Quando a tralha é conforto - e também peso
Existe um motivo pelo qual algumas pessoas estremecem com a ideia de espaços pelados. Objetos podem aconchegar. A caneca daquela viagem, o cachecol que alguém te deu jogado na cadeira, os cartões na geladeira. Um cômodo vazio pode parecer estéril, como se ninguém morasse ali de verdade. Para quem cresceu com instabilidade, se cercar de coisas pode ser um jeito de construir um ninho - prova de que existe, de que tem raízes, de que não vai ser arrancada de novo.
Então não, a resposta não é atropelar sua personalidade e chamar isso de “minimalismo”. O ponto mais silencioso - e mais poderoso - está em decidir o que merece ficar à vista. Quais lembranças realmente aquecem o peito, e quais itens estão ali só porque você não soube bem o que fazer com eles.

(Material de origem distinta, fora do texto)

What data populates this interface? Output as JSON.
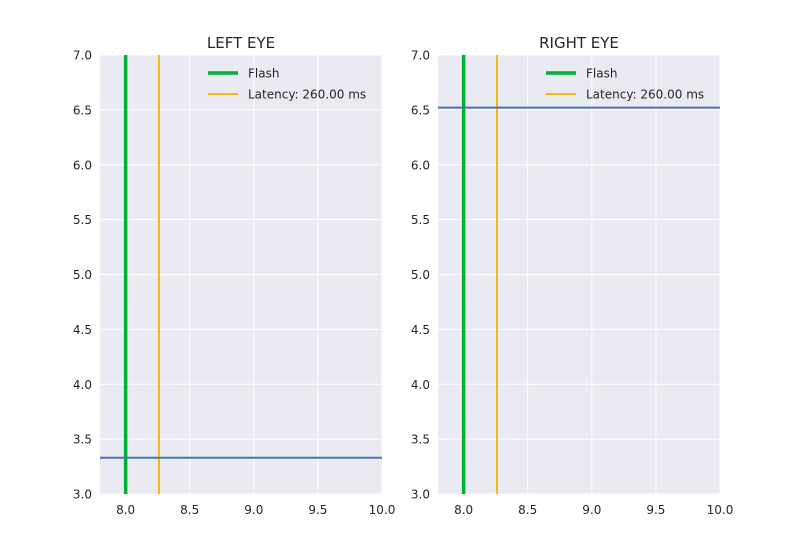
{
  "chart_data": [
    {
      "type": "line",
      "title": "LEFT EYE",
      "xlim": [
        7.8,
        10.0
      ],
      "ylim": [
        3.0,
        7.0
      ],
      "xticks": [
        8.0,
        8.5,
        9.0,
        9.5,
        10.0
      ],
      "xtick_labels": [
        "8.0",
        "8.5",
        "9.0",
        "9.5",
        "10.0"
      ],
      "yticks": [
        3.0,
        3.5,
        4.0,
        4.5,
        5.0,
        5.5,
        6.0,
        6.5,
        7.0
      ],
      "ytick_labels": [
        "3.0",
        "3.5",
        "4.0",
        "4.5",
        "5.0",
        "5.5",
        "6.0",
        "6.5",
        "7.0"
      ],
      "grid": true,
      "legend_position": "top-right",
      "series": [
        {
          "name": "Flash",
          "orientation": "vertical",
          "x": 8.0,
          "color": "#00b233",
          "width": 3.5
        },
        {
          "name": "Latency: 260.00 ms",
          "orientation": "vertical",
          "x": 8.26,
          "color": "#f2b817",
          "width": 2
        },
        {
          "orientation": "horizontal",
          "y": 3.33,
          "color": "#4c72b0",
          "width": 2
        }
      ]
    },
    {
      "type": "line",
      "title": "RIGHT EYE",
      "xlim": [
        7.8,
        10.0
      ],
      "ylim": [
        3.0,
        7.0
      ],
      "xticks": [
        8.0,
        8.5,
        9.0,
        9.5,
        10.0
      ],
      "xtick_labels": [
        "8.0",
        "8.5",
        "9.0",
        "9.5",
        "10.0"
      ],
      "yticks": [
        3.0,
        3.5,
        4.0,
        4.5,
        5.0,
        5.5,
        6.0,
        6.5,
        7.0
      ],
      "ytick_labels": [
        "3.0",
        "3.5",
        "4.0",
        "4.5",
        "5.0",
        "5.5",
        "6.0",
        "6.5",
        "7.0"
      ],
      "grid": true,
      "legend_position": "top-right",
      "series": [
        {
          "name": "Flash",
          "orientation": "vertical",
          "x": 8.0,
          "color": "#00b233",
          "width": 3.5
        },
        {
          "name": "Latency: 260.00 ms",
          "orientation": "vertical",
          "x": 8.26,
          "color": "#f2b817",
          "width": 2
        },
        {
          "orientation": "horizontal",
          "y": 6.52,
          "color": "#4c72b0",
          "width": 2
        }
      ]
    }
  ]
}
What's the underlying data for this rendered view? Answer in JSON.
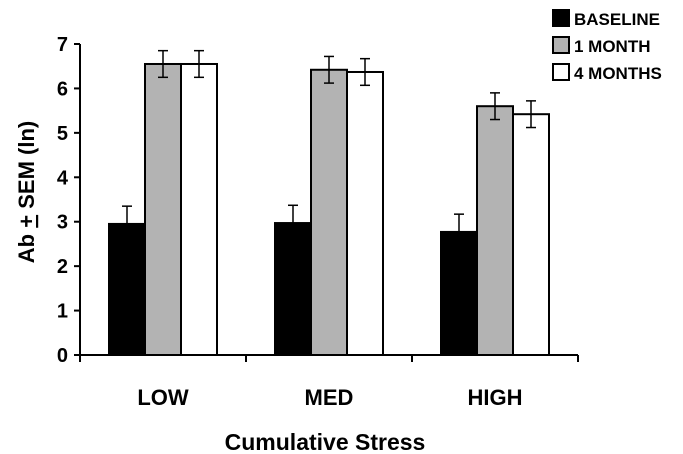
{
  "chart_data": {
    "type": "bar",
    "categories": [
      "LOW",
      "MED",
      "HIGH"
    ],
    "series": [
      {
        "name": "BASELINE",
        "values": [
          2.95,
          2.97,
          2.77
        ],
        "errors": [
          0.4,
          0.4,
          0.4
        ],
        "color": "#000000"
      },
      {
        "name": "1 MONTH",
        "values": [
          6.55,
          6.42,
          5.6
        ],
        "errors": [
          0.3,
          0.3,
          0.3
        ],
        "color": "#b3b3b3"
      },
      {
        "name": "4 MONTHS",
        "values": [
          6.55,
          6.37,
          5.42
        ],
        "errors": [
          0.3,
          0.3,
          0.3
        ],
        "color": "#ffffff"
      }
    ],
    "xlabel": "Cumulative Stress",
    "ylabel_prefix": "Ab ",
    "ylabel_pm": "+",
    "ylabel_suffix": " SEM (ln)",
    "ylim": [
      0,
      7
    ],
    "yticks": [
      "0",
      "1",
      "2",
      "3",
      "4",
      "5",
      "6",
      "7"
    ],
    "grid": false,
    "legend_position": "top-right"
  }
}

Há uma diferença discreta e afiada entre bagunça afetiva e bagunça ansiosa. Uma diz: “Isso sou eu.” A outra sussurra: “Vai que eu precise disso um dia”, enquanto sufoca devagar a sua sensação de leveza.
Você pode manter seu caos aconchegante; só não precisa enxergar tudo ao mesmo tempo. Faça rodízio do que fica exposto, como galerias fazem com exposições. Deixe alguns objetos “dormindo” numa caixa em cima do guarda-roupa por alguns meses e, depois, troque. Assim, o espaço continua com a sua cara - mas o cérebro não carrega o peso de uma vida inteira de pertences toda vez que você levanta os olhos do celular.
Casa como aliada do sistema nervoso
Num domingo úmido, não faz tanto tempo, eu me vi em pé na minha sala sentindo algo estranho… neutralidade. Não estava elétrica, não estava soterrada, não estava à beira de um surto pensando na semana que ia começar. Eu só estava ali. A sala não estava impecável: tinha sapatos perto da porta e um moletom abandonado numa cadeira. Mas as superfícies onde meus olhos aterrissavam primeiro - a mesa de centro, o rack da TV, o canto da poltrona - estavam livres o bastante para virar espaço de respirar. Pela primeira vez em muito tempo, meu cérebro não precisava desviar de obstáculos visuais.
Esse é o presente discreto de reduzir bagunça visual: quase nunca rende elogios ou curtidas, porque ninguém sabe apontar exatamente o que mudou. As pessoas só dizem coisas como “Está gostoso aqui” ou “Dá vontade de dormir nesse sofá”. A mudança é interna. Quando você não está sendo visualmente atacada de todos os lados, dá para ouvir os próprios pensamentos. Ou, se você der sorte, dá até para pensar menos e simplesmente existir.
Você não precisa comprar potes combinando nem virar a pessoa que coloca as especiarias em ordem alfabética. Sua casa não precisa parecer um showroom - só um lugar onde seu sistema nervoso não precise trabalhar em turno extra. Um criado-mudo livre. Uma bancada da cozinha com calma. Uma prateleira em que os seus olhos possam descansar. Faça isso e a ansiedade talvez não desapareça, mas pode recuar alguns passos silenciosos. E, no espaço que ela deixa, talvez apareça um pouco mais de fôlego. Às vezes, as menores e mais quietas edições no que a gente vê são as que mais transformam o que a gente sente.